The first major change was to introduce a parallelized version of burstsort. In this initial attempt, it only parallelizes the bucket sorting. The building of the trie and buckets still happens in a single thread. However, once the structure is built, the multi-threaded version creates a thread pool of size equal to the number of available processors, and creates sort jobs that are then run in parallel. These jobs run independently of one another, copying the sorted output to the original array without any unnecessary synchronization. As a result, the overall runtime is shortened considerably on a dual-core CPU, which in my case is the Intel Core 2 Duo in my MacBook Pro.
With the publication of the WEA 2008 paper by Ranjan Sinha and Anthony Wirth came a newly engineered variation of the original burstsort.

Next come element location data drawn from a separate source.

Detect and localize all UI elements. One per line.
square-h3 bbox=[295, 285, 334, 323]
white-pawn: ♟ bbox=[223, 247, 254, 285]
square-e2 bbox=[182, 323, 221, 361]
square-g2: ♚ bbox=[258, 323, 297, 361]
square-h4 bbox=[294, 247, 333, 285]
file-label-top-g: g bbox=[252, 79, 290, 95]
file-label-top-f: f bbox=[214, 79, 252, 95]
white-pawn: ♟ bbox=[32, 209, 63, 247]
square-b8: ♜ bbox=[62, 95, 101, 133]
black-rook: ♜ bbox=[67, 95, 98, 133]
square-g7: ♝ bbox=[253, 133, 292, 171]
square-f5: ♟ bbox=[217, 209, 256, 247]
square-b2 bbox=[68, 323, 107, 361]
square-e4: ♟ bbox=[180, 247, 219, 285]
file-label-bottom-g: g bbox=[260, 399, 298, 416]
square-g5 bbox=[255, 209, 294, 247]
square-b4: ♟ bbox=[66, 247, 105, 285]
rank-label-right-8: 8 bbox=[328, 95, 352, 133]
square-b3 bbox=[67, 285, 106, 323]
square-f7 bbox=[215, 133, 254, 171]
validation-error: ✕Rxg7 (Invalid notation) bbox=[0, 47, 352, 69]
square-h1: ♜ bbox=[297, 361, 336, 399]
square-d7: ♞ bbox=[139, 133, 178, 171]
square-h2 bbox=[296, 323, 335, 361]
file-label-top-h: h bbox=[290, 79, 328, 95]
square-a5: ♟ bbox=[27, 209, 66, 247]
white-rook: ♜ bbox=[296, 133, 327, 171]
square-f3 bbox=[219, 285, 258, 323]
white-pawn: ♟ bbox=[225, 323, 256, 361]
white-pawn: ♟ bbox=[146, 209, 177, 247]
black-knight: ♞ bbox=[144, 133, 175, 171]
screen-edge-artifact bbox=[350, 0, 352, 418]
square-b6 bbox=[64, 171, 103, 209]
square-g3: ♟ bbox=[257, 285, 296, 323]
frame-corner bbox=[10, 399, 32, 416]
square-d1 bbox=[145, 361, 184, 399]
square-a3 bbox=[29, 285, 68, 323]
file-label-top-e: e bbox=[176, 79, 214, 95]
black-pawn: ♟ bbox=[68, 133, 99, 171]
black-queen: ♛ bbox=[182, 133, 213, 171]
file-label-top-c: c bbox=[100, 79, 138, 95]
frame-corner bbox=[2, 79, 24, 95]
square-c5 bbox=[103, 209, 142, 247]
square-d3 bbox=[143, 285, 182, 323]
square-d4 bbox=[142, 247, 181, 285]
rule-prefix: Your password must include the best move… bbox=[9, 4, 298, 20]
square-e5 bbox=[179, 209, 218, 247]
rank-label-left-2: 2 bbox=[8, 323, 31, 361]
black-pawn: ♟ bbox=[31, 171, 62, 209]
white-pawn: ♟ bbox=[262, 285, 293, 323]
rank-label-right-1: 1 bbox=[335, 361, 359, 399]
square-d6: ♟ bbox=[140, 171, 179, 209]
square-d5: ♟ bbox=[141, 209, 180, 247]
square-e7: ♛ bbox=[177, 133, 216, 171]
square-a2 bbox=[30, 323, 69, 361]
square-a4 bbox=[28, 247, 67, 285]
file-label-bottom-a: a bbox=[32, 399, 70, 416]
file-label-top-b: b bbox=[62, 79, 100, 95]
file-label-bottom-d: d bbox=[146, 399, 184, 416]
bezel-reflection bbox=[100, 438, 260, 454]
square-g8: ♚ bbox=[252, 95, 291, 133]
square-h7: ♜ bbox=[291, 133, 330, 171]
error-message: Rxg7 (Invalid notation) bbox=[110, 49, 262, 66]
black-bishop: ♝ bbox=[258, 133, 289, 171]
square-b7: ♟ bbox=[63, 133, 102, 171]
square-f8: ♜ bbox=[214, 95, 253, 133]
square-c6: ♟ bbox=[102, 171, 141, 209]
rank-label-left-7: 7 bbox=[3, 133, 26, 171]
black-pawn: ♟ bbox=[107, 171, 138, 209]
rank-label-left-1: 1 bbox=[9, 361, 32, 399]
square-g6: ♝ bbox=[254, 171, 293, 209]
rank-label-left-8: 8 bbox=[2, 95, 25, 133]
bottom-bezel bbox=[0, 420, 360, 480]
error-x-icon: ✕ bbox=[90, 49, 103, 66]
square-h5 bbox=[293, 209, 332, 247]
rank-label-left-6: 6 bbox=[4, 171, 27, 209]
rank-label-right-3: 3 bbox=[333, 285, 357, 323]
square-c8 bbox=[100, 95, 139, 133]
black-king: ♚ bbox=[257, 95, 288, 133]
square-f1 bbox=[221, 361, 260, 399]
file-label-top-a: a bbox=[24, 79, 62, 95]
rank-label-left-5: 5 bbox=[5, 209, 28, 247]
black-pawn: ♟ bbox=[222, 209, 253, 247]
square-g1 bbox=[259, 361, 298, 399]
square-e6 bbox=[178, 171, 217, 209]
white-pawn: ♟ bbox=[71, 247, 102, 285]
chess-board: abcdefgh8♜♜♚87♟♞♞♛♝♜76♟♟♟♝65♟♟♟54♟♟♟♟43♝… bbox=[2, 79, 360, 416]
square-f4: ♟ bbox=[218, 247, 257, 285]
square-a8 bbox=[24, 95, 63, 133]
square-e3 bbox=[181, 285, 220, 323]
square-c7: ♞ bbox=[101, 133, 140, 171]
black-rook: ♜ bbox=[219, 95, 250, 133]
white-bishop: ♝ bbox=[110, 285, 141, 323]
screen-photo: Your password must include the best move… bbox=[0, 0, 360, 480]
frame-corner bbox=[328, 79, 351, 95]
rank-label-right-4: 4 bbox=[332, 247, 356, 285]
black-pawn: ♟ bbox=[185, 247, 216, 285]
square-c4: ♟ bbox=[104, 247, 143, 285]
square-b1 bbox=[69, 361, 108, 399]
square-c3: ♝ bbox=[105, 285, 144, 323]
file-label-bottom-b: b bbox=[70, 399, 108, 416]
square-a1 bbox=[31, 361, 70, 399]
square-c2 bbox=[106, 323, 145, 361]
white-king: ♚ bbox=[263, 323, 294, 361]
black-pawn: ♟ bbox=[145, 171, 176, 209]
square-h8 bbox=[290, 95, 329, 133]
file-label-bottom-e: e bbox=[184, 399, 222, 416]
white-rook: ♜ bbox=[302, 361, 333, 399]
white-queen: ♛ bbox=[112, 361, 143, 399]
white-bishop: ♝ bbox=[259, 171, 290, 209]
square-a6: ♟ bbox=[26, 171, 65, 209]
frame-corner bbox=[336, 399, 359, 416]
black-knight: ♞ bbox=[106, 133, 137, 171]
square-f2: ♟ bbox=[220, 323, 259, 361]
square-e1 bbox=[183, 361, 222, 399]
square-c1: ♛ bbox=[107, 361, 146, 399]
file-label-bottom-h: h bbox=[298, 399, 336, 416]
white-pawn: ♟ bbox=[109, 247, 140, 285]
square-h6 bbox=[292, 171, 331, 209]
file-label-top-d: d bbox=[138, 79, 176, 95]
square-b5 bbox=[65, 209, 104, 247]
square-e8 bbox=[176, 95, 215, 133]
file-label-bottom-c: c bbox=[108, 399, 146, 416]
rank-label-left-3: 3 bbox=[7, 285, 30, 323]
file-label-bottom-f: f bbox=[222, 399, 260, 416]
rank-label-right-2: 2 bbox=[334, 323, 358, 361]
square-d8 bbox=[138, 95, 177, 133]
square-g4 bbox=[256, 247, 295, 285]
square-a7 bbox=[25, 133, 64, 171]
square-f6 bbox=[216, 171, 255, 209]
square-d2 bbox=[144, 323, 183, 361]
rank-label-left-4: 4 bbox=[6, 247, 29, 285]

In particular, this algorithm made much better use of memory, while still being nearly as fast as the original algorithm. It primarily makes a change in the structure of the buckets, where instead of a single dynamic array they now have an array that points to other arrays of pointers to strings. These sub-buckets, as they are called, are grown at a slower pace and stop growing at a much lower threshold than the original algorithm. Once a sub-bucket is filled, a new sub-bucket is created, and so on until the overall bucket size reaches a threshold equal to that of the original algorithm. As a result, the memory usage is dramatically improved.

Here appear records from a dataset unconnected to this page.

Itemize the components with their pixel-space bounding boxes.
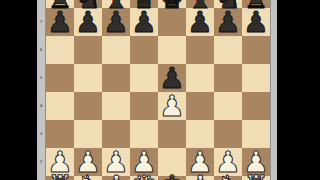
square-e3[interactable] [158, 120, 186, 148]
black-queen[interactable]: ♛ [131, 0, 157, 12]
square-f4[interactable] [186, 92, 214, 120]
square-g4[interactable] [214, 92, 242, 120]
rank-coordinate-strip-left: 8 7 6 5 4 3 2 1 [37, 0, 46, 180]
square-e6[interactable] [158, 36, 186, 64]
square-a4[interactable] [46, 92, 74, 120]
chess-app-viewport: 8 7 6 5 4 3 2 1 ♜♞♝♛♚♝♞♜♟♟♟♟♟♟♟♟♟♟♟♟♟♟♟♟… [0, 0, 320, 180]
black-rook[interactable]: ♜ [243, 0, 269, 12]
white-king[interactable]: ♚ [159, 172, 185, 180]
square-b8[interactable]: ♞ [74, 0, 102, 8]
square-f6[interactable] [186, 36, 214, 64]
square-d8[interactable]: ♛ [130, 0, 158, 8]
square-g6[interactable] [214, 36, 242, 64]
rank-label-2: 2 [39, 156, 42, 168]
square-d6[interactable] [130, 36, 158, 64]
square-g1[interactable]: ♞ [214, 176, 242, 180]
square-b5[interactable] [74, 64, 102, 92]
rank-labels: 8 7 6 5 4 3 2 1 [37, 0, 45, 180]
square-g3[interactable] [214, 120, 242, 148]
rank-label-3: 3 [39, 128, 42, 140]
chess-board[interactable]: ♜♞♝♛♚♝♞♜♟♟♟♟♟♟♟♟♟♟♟♟♟♟♟♟♜♞♝♛♚♝♞♜ [46, 0, 270, 180]
black-bishop[interactable]: ♝ [187, 0, 213, 12]
square-c8[interactable]: ♝ [102, 0, 130, 8]
square-b3[interactable] [74, 120, 102, 148]
square-d1[interactable]: ♛ [130, 176, 158, 180]
square-a3[interactable] [46, 120, 74, 148]
square-b4[interactable] [74, 92, 102, 120]
square-a6[interactable] [46, 36, 74, 64]
black-rook[interactable]: ♜ [47, 0, 73, 12]
square-h5[interactable] [242, 64, 270, 92]
square-d5[interactable] [130, 64, 158, 92]
square-c5[interactable] [102, 64, 130, 92]
square-a8[interactable]: ♜ [46, 0, 74, 8]
rank-label-6: 6 [39, 44, 42, 56]
square-f1[interactable]: ♝ [186, 176, 214, 180]
square-h1[interactable]: ♜ [242, 176, 270, 180]
white-pawn[interactable]: ♟ [159, 92, 185, 120]
white-bishop[interactable]: ♝ [103, 172, 129, 180]
square-c3[interactable] [102, 120, 130, 148]
square-e8[interactable]: ♚ [158, 0, 186, 8]
white-bishop[interactable]: ♝ [187, 172, 213, 180]
square-c4[interactable] [102, 92, 130, 120]
square-h8[interactable]: ♜ [242, 0, 270, 8]
rank-label-7: 7 [39, 16, 42, 28]
square-b6[interactable] [74, 36, 102, 64]
black-knight[interactable]: ♞ [215, 0, 241, 12]
square-g8[interactable]: ♞ [214, 0, 242, 8]
white-rook[interactable]: ♜ [243, 172, 269, 180]
square-g5[interactable] [214, 64, 242, 92]
square-a5[interactable] [46, 64, 74, 92]
letterbox-left [0, 0, 37, 180]
square-f3[interactable] [186, 120, 214, 148]
square-c6[interactable] [102, 36, 130, 64]
black-knight[interactable]: ♞ [75, 0, 101, 12]
rank-label-5: 5 [39, 72, 42, 84]
black-pawn[interactable]: ♟ [159, 64, 185, 92]
black-king[interactable]: ♚ [159, 0, 185, 12]
white-knight[interactable]: ♞ [75, 172, 101, 180]
square-b1[interactable]: ♞ [74, 176, 102, 180]
square-e1[interactable]: ♚ [158, 176, 186, 180]
rank-label-4: 4 [39, 100, 42, 112]
square-h6[interactable] [242, 36, 270, 64]
square-a1[interactable]: ♜ [46, 176, 74, 180]
square-h3[interactable] [242, 120, 270, 148]
square-f8[interactable]: ♝ [186, 0, 214, 8]
rank-coordinate-strip-right [270, 0, 277, 180]
black-bishop[interactable]: ♝ [103, 0, 129, 12]
letterbox-right [277, 0, 320, 180]
square-d4[interactable] [130, 92, 158, 120]
square-f5[interactable] [186, 64, 214, 92]
square-c1[interactable]: ♝ [102, 176, 130, 180]
white-knight[interactable]: ♞ [215, 172, 241, 180]
white-queen[interactable]: ♛ [131, 172, 157, 180]
white-rook[interactable]: ♜ [47, 172, 73, 180]
square-d3[interactable] [130, 120, 158, 148]
square-e5[interactable]: ♟ [158, 64, 186, 92]
square-e4[interactable]: ♟ [158, 92, 186, 120]
square-h4[interactable] [242, 92, 270, 120]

Needless to say, my excitement was very high at this point. I desperately wanted to implement this redesigned burstsort in Java as soon as I could. But, certain other obligations got in the way for a time, and after a few months I finally wrote the Java version of the engineered burstsort. After fixing one small mistake it was working and it was better than I could have imagined. Not only did the memory efficiency go from about 25 percent to 95 percent, it was often a little bit faster than my original implementation.

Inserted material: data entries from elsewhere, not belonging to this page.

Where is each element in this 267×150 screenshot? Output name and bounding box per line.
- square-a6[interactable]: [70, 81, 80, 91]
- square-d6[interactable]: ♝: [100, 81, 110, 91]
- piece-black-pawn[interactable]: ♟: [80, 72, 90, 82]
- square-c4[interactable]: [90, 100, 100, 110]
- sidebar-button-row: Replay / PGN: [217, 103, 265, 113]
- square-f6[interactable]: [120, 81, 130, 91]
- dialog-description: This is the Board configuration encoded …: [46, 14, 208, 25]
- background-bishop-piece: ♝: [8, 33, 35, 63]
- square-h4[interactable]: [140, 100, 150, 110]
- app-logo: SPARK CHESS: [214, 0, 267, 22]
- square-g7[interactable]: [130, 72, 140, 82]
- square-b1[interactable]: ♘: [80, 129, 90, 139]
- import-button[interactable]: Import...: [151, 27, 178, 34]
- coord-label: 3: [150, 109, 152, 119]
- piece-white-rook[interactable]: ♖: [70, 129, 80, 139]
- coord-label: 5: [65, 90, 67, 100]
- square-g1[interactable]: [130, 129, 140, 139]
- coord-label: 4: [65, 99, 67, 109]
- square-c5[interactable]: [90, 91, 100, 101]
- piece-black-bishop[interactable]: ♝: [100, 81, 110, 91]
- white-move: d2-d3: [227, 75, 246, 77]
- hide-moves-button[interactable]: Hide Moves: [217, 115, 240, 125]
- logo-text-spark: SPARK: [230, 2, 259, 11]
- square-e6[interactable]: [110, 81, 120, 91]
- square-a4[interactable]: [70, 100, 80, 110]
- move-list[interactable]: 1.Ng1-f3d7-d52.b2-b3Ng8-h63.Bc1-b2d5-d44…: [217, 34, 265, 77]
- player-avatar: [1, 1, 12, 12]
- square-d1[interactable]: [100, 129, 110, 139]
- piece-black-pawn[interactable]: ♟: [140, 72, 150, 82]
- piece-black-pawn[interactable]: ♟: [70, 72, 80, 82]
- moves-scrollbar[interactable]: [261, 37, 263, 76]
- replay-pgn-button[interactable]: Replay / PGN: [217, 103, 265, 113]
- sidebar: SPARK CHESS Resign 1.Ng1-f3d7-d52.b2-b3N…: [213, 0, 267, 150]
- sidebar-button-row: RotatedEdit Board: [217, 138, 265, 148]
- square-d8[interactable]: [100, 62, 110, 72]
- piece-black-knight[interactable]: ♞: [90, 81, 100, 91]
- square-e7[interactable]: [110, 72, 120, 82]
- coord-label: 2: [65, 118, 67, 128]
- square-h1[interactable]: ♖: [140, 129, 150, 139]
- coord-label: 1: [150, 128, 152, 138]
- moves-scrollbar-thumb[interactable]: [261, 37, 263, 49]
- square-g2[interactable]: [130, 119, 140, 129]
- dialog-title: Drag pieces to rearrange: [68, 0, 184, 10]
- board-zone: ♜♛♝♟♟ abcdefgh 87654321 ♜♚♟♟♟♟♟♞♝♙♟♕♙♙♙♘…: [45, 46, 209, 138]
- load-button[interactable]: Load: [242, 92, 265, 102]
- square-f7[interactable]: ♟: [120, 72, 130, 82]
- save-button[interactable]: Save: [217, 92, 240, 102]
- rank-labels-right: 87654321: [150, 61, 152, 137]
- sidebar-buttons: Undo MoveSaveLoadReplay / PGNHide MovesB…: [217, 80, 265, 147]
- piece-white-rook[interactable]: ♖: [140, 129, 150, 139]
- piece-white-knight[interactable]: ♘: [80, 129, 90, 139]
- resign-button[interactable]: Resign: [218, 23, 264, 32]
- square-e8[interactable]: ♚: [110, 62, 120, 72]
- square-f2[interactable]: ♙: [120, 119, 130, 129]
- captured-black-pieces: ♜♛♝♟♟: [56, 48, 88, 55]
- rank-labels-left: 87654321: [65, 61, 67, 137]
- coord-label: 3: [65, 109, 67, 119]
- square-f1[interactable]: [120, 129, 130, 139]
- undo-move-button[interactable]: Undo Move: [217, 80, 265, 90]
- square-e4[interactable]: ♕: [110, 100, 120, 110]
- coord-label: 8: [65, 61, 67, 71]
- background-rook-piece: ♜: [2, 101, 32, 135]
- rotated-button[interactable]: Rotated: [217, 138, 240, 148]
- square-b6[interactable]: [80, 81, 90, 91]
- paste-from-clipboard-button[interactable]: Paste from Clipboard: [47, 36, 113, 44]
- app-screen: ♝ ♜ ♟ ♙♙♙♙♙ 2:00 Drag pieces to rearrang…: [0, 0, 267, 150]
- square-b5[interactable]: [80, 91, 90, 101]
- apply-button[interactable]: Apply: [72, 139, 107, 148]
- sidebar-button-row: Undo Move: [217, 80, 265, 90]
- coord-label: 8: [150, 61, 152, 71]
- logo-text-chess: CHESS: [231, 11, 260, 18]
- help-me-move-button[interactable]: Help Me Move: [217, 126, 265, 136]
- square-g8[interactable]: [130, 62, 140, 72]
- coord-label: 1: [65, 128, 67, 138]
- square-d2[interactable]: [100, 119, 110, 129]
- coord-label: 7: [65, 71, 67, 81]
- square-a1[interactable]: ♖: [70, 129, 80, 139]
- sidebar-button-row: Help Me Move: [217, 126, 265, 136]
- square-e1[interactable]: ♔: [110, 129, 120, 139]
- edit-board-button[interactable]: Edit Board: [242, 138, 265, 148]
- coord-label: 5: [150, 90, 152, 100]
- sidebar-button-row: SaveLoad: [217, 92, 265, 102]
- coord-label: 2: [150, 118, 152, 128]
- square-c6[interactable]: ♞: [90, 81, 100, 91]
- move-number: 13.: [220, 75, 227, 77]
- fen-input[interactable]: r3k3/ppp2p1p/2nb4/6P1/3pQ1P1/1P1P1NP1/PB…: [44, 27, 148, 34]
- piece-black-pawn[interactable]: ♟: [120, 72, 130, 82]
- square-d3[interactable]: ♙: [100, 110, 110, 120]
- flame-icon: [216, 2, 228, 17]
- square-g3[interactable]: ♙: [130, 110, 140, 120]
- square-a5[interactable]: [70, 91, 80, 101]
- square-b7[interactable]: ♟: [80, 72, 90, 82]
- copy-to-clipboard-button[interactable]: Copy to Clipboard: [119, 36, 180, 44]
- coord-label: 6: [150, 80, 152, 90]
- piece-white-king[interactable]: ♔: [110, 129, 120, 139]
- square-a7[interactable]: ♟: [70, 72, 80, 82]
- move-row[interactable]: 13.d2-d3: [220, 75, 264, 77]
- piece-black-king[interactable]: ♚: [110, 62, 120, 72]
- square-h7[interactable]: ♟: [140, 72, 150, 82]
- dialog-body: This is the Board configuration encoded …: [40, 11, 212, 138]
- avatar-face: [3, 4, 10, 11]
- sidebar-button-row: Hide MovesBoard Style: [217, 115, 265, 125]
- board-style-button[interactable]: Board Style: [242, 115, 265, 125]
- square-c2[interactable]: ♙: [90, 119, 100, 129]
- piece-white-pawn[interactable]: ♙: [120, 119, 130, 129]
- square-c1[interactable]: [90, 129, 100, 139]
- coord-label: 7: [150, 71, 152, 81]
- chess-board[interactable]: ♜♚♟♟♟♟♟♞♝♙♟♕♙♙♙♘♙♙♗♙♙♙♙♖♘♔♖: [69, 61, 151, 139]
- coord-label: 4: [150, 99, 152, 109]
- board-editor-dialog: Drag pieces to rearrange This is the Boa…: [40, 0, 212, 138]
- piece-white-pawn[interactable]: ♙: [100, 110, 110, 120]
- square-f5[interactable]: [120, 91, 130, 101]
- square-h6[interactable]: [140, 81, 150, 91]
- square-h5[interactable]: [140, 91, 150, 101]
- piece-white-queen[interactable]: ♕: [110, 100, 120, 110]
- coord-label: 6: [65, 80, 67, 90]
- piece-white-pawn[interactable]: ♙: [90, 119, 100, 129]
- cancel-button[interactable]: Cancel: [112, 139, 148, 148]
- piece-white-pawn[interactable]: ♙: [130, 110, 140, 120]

There are yet more improvements to make. First of all, the WEA 2008 paper offers a second improvement, which is to copy the string tails from a bucket to a string buffer and sort them there. That is, the string buffer would only be used during the bucket sorting phase and would be re-used after each bucket is sorted. I have an idea to use a large character array and an implementation of CharSequence to create lightweight strings.
Secondly, I want to experiment with the parallel version of burstsort. In particular, try out the suggestions made by Kimo to parallelize the building of the trie/bucket structure. I think it can definitely be done, the only question will be how much contention there will be on the trie nodes. As a means to test these parallel algorithms I’ve bought a quad-core AMD Phenom CPU and mainboard to use as my development machine. I’m really looking forward to seeing the results.